Take the film and television market, for example. In the UK, 12 million people joined a streaming service – led by Netflix and Amazon Prime – that they hadn’t used previously. Three million of those viewers had never subscribed to any streaming service before.
Or, what about grocery shopping? The online channel now accounts for 12.5% UK grocery sales, compared to just 7.0% pre-Covid. Little wonder, then, that earlier this week the value of Ocado, the online grocery business, exceeded that of Tesco, the UK’s leading grocer, for the first time.
Understanding these changes is critical to building a post-pandemic growth strategy for your business. In particular, you should separate out those trends that will have a temporary impact from those that will have longer-term effects.
Earlier this summer, at a medium-sized personal care business, I worked with the executive team to do just that. Using market reports and our analysis of broader societal and governmental changes, we were able to create an overview of likely market changes across a range of factors (see chart).
Chart: Covid Change Drivers in the Personal Care Market
As we reviewed our outputs, we realised that the longer-term changes – both those that are increasing and decreasing in importance – related to the acceleration and intensification of trends that were already driving the pre-pandemic market. The short-term changes were those that were more specific to the Covid crisis.

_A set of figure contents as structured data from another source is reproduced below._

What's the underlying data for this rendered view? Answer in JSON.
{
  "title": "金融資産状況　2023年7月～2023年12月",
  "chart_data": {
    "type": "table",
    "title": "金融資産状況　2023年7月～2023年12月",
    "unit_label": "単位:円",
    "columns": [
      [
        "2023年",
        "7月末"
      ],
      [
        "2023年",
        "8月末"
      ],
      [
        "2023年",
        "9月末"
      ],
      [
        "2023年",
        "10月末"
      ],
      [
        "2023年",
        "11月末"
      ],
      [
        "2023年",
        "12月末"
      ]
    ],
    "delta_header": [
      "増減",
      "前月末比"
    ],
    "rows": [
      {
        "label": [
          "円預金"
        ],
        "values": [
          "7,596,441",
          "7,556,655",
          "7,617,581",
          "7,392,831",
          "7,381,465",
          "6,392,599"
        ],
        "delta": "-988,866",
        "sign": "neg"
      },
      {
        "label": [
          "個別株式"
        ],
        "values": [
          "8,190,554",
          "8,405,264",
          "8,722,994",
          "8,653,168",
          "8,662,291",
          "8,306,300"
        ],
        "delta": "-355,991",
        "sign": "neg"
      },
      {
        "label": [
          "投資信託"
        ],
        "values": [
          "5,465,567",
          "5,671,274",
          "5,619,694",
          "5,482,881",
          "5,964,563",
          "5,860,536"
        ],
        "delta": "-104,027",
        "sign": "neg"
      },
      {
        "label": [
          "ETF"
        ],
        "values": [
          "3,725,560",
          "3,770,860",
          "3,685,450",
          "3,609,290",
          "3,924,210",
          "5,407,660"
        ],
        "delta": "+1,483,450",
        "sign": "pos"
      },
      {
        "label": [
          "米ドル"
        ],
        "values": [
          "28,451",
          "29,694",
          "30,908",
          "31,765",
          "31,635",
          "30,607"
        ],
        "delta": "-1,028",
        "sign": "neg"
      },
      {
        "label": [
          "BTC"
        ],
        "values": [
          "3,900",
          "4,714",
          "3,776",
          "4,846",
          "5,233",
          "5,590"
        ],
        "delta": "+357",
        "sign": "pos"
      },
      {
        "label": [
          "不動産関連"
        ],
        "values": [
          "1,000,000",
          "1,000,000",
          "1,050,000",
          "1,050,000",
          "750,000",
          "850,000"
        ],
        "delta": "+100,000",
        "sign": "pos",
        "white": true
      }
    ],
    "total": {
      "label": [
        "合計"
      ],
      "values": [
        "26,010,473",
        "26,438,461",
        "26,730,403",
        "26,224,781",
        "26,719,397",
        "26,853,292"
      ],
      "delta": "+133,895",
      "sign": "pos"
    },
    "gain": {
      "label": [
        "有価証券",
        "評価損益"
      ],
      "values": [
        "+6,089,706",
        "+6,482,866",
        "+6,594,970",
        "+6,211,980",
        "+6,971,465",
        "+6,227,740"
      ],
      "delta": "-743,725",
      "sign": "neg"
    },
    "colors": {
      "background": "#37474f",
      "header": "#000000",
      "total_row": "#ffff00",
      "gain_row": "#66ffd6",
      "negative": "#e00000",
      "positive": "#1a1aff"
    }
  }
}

Having identified these fundamental changes, the business was able to review its wider business strategy and re-focus its agenda. For example, it has accelerated its NPD pipeline, shifted its supply chain to more local and regional suppliers, invested more heavily in digital marketing and accelerated its participation in online shopping channels.
To understand how your markets are changing, answer these six questions:
- How are customer needs and priorities changing? And what permanent changes are taking place?

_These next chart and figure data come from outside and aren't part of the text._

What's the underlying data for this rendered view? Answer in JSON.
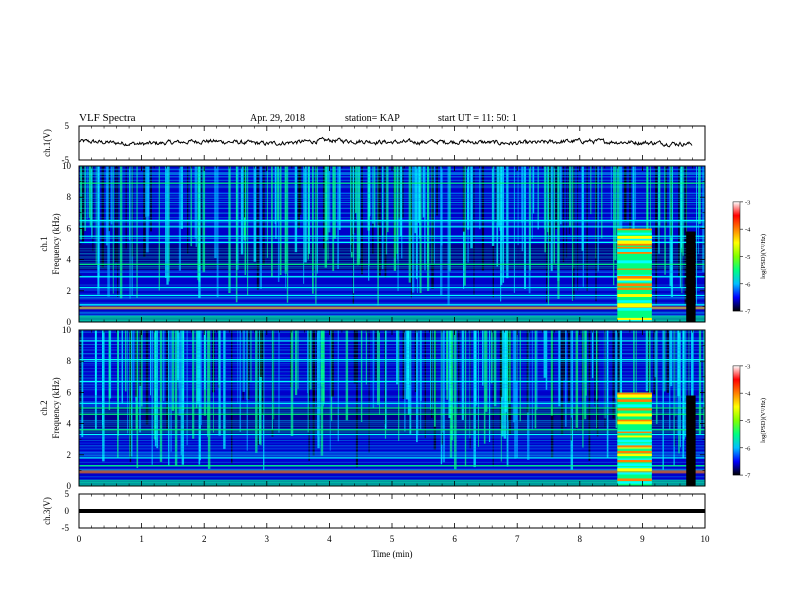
{
  "header": {
    "title": "VLF Spectra",
    "date": "Apr. 29, 2018",
    "station": "station= KAP",
    "start": "start  UT =   11: 50: 1"
  },
  "colors": {
    "colormap": [
      "#00008b",
      "#0000ff",
      "#00a0ff",
      "#00ffff",
      "#00ff80",
      "#ffff00",
      "#ff8000",
      "#ff0000",
      "#ffffff"
    ],
    "trace": "#000000",
    "spectrogram_background": "#00008b"
  },
  "chart_data": [
    {
      "type": "line",
      "panel": "ch1-waveform",
      "ylabel": "ch.1(V)",
      "ylim": [
        -5,
        5
      ],
      "yticks": [
        "5",
        "-5"
      ],
      "xlim": [
        0,
        10
      ],
      "series": [
        {
          "x": [
            0,
            1,
            2,
            3,
            4,
            5,
            6,
            7,
            8,
            9,
            9.8
          ],
          "values": [
            0.5,
            -0.3,
            0.6,
            -0.2,
            0.8,
            0.2,
            0.4,
            -0.1,
            0.6,
            0.1,
            -0.3
          ]
        }
      ]
    },
    {
      "type": "heatmap",
      "panel": "ch1-spectrogram",
      "ylabel": "ch.1\nFrequency (kHz)",
      "ylim": [
        0,
        10
      ],
      "yticks": [
        "0",
        "2",
        "4",
        "6",
        "8",
        "10"
      ],
      "xlim": [
        0,
        10
      ],
      "colorbar": {
        "label": "log(PSD)(V²/Hz)",
        "range": [
          -7,
          -3
        ],
        "ticks": [
          "-3",
          "-4",
          "-5",
          "-6",
          "-7"
        ]
      },
      "bursts": [
        {
          "start_min": 8.6,
          "end_min": 9.15
        }
      ],
      "narrowband_lines_khz": [
        0.9,
        1.1,
        1.7,
        2.2,
        2.9,
        3.7,
        5.1,
        5.5,
        6.1,
        6.5,
        8.9
      ]
    },
    {
      "type": "heatmap",
      "panel": "ch2-spectrogram",
      "ylabel": "ch.2\nFrequency (kHz)",
      "ylim": [
        0,
        10
      ],
      "yticks": [
        "0",
        "2",
        "4",
        "6",
        "8",
        "10"
      ],
      "xlim": [
        0,
        10
      ],
      "colorbar": {
        "label": "log(PSD)(V²/Hz)",
        "range": [
          -7,
          -3
        ],
        "ticks": [
          "-3",
          "-4",
          "-5",
          "-6",
          "-7"
        ]
      },
      "bursts": [
        {
          "start_min": 8.6,
          "end_min": 9.15
        }
      ],
      "narrowband_lines_khz": [
        1.3,
        1.8,
        3.3,
        3.6,
        4.6,
        5.0,
        5.3,
        6.7,
        8.1,
        9.3
      ]
    },
    {
      "type": "line",
      "panel": "ch3-waveform",
      "ylabel": "ch.3(V)",
      "ylim": [
        -5,
        5
      ],
      "yticks": [
        "5",
        "0",
        "-5"
      ],
      "xlim": [
        0,
        10
      ],
      "series": [
        {
          "x": [
            0,
            10
          ],
          "values": [
            0,
            0
          ]
        }
      ]
    }
  ],
  "x_axis": {
    "label": "Time (min)",
    "range": [
      0,
      10
    ],
    "ticks": [
      "0",
      "1",
      "2",
      "3",
      "4",
      "5",
      "6",
      "7",
      "8",
      "9",
      "10"
    ]
  }
}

- What are the new strategies and behaviours being demonstrated by the winners across your competitor set?
- How are your suppliers impacted by Covid, and what does this mean for your future relationships?

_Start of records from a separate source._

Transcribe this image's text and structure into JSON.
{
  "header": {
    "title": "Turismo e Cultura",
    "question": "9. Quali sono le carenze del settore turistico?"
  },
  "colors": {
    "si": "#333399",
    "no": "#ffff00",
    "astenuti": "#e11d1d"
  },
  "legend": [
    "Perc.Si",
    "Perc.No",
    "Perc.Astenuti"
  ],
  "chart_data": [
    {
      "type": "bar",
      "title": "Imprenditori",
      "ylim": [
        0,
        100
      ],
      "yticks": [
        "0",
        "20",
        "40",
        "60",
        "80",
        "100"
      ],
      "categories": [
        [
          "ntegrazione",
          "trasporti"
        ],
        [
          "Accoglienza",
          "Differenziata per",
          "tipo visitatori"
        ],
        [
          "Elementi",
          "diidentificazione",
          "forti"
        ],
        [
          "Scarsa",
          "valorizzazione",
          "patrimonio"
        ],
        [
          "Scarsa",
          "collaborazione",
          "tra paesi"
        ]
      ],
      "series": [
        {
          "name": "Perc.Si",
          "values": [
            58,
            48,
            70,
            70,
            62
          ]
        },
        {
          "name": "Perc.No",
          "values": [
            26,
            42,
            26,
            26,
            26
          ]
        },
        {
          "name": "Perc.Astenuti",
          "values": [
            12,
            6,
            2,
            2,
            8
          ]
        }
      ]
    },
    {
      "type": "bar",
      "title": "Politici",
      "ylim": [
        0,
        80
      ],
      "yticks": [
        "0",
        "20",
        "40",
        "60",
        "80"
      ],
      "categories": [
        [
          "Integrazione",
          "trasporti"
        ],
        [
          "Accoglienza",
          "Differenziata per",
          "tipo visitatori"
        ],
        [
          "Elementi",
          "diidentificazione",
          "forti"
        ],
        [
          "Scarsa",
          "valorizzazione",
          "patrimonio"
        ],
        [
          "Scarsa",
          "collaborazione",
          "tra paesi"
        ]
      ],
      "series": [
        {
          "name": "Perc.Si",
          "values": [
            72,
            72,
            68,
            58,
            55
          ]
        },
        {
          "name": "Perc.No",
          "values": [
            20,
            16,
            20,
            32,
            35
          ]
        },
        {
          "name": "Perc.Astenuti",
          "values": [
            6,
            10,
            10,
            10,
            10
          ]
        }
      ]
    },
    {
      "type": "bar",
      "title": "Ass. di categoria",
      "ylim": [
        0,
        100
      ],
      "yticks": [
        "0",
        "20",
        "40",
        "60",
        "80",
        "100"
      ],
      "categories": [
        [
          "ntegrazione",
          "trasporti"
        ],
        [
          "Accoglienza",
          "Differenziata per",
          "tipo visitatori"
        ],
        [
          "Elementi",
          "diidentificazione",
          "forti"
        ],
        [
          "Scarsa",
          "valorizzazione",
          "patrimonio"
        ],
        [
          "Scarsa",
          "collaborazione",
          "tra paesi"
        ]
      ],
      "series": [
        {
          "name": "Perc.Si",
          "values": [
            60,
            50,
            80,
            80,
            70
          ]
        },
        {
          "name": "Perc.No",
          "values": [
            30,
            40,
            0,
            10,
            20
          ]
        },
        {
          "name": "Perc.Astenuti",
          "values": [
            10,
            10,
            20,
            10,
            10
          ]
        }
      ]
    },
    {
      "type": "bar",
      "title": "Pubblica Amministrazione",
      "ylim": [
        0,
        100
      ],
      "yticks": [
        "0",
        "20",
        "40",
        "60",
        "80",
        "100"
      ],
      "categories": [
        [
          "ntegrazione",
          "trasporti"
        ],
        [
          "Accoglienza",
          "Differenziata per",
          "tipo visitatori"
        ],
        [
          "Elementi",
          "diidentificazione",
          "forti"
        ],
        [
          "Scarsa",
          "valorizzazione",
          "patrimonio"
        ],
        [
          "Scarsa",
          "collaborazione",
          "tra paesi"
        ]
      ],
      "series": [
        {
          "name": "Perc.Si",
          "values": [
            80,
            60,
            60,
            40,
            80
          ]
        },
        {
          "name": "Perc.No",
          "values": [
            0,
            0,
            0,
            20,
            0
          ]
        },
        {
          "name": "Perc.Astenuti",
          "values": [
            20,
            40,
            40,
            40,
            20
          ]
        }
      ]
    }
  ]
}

- What are the big governmental changes in policy that will impact your markets?
- What are the biggest changes to social attitudes and behaviours? And how are they impacting on your customers’ needs?
- How is the world of work evolving, and how will this affect your organisation and operations?
Once you have your responses, you can use the grid set out in the chart to map the most important drivers. Each of these shifts will have a range of consequences for your business. For example, the rise of online shopping not only led my client’s executive team to increase the business’s investment in pure-play operations, but it has changed the offers and deals being managed with the its traditional retail customers.
Of course, judgement is required, and not all ‘longer-term’ changes will turn out to become firmly established. But going through the process of analysis, discussion and decision-making gives you both insight and control. It helps to shift your focus from immediate survival to future growth.
The evidence is clear from all the research. In times of low overall growth, it is those companies that can balance short-term cost and cash management with longer-term growth that perform best.
And the first step in making those trade-offs and investment decisions is to understand how your markets are actually changing. Only then can you identify the new opportunities that those changes are creating and innovate to create new customer solutions and value.